Pharmacokinetic predictors for recurrent malaria after dihydroartemisinin-piperaquine treatment of uncomplicated malaria in Ugandan infants

Abstract

Background: Although dihydroartemisinin-piperaquine (DP) is used primarily in children, pharmacokinetic/pharmacodynamic (PK/PD) data on DP use in young children are lacking.

Methods: We conducted a prospective PK/PD study of piperaquine in 107 young children in Uganda. Samples were collected up to 28 days after 218 episodes of malaria treatment, which occurred during follow-up periods of up to 5 months. Malaria follow-up was conducted actively to day 28 and passively to day 63.
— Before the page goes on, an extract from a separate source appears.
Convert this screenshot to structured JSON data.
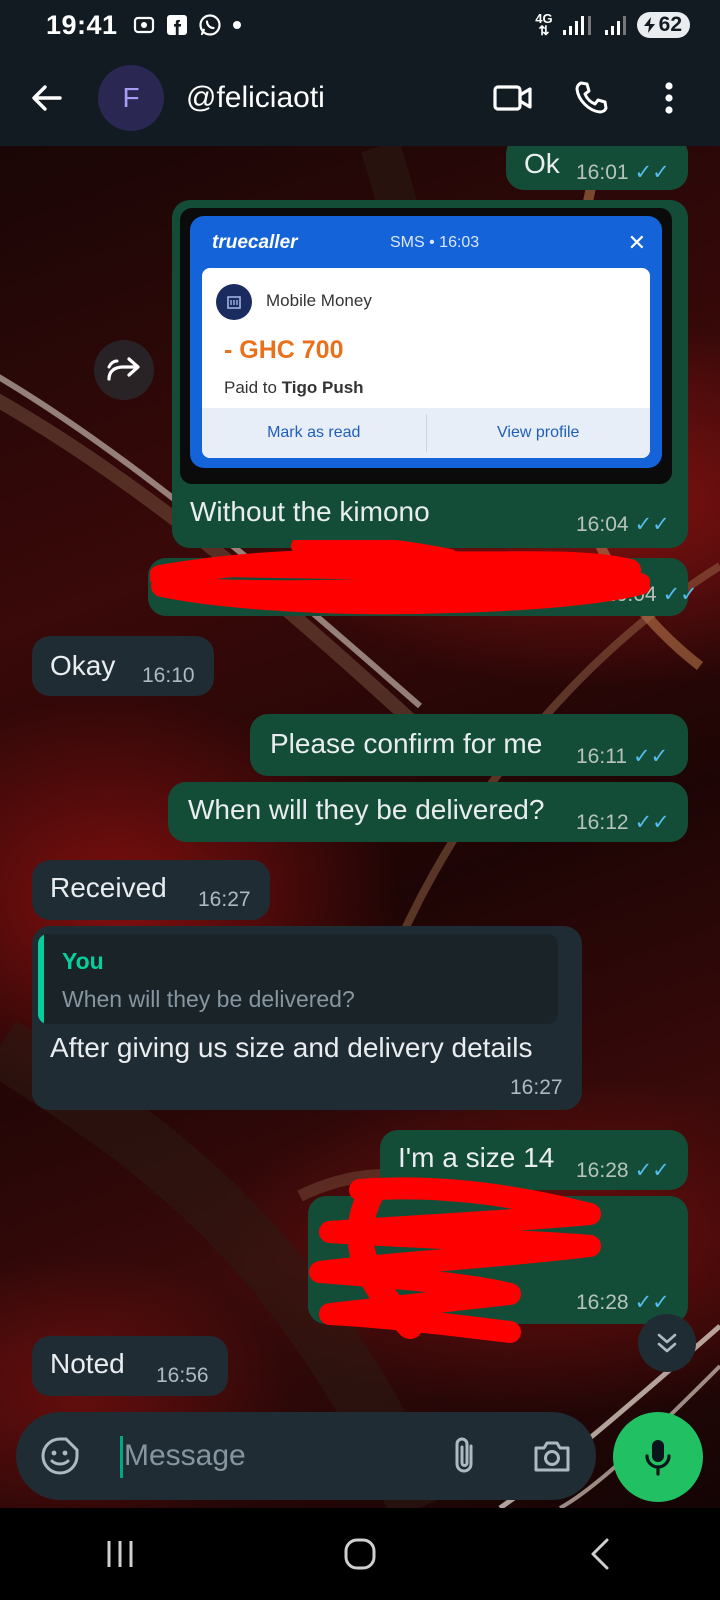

Results: The median capillary piperaquine concentration on day 7 after treatment was 41.9 ng/mL. Low piperaquine concentrations were associated with an increased risk of recurrent malaria for up to 42 days, primarily in those receiving trimethoprim-sulfamethoxazole (TMP-SMX) prophylaxis. In children not receiving TMP-SMX, low piperaquine concentrations were only modestly associated with an increased risk of recurrent malaria. However, for children receiving TMP-SMX, associations were strong and evident for all sampling days, with PQ concentrations of ≤ 27.3 ng/mL on day 7 associated with a greatly increased risk of recurrent malaria. Notably, of 132 cases of recurrent malaria, 119 had detectable piperaquine concentrations at the time of presentation with recurrent malaria.

Conclusions: These piperaquine PK/PD data represent the first in children <2 years of age. Piperaquine exposure on day 7 correlated with an increased risk of recurrent malaria after DP treatment in children receiving TMP-SMX prophylaxis. Interestingly, despite strong associations, infants remained at risk for malaria, even if they had residual levels of piperaquine.

Figures

Figure 1.

Trial profile and pharmacokinetic (PK) sampling scheme. Abbreviation: TCC, Tororo Child Cohort.

Figure 2.

Cumulative risk of recurrent malaria at 63 days. The graph shows the risk of recurrence in participants receiving trimethoprim-sulfamethoxazole (TMP-SMX) prophylaxis, based on an optimal cutoff of 27.3 ng/mL at day 7.

Figure 3.

Scatterplot of levels of piperaquine in capillary plasma found at the time of diagnosis of recurrent malaria in patients with a previous episode of malaria who were treated with dihydroartemisinin-piperaquine (DP) during the study. A total of 132 episodes in the study had a prior episode of malaria treated with DP. In 13 of 132 episodes, piperaquine was undetectable, and the range of time since the prior episode of malaria was 84 to 213 days. In the remaining 119 episodes, piperaquine levels were still detectable (3 samples were below the lower limit of quantification), with a range of time since the prior episode of malaria of 28 to 126 days. The dotted line represents the median piperaquine level (10 ng/mL) in participants with a detectable level at the time of recurrent malaria. Closed circles represent episodes in children not receiving trimethoprim-sulfamethoxazole (TMP-SMX) prophylaxis, and open circles represent levels in children receiving TMP-SMX prophylaxis.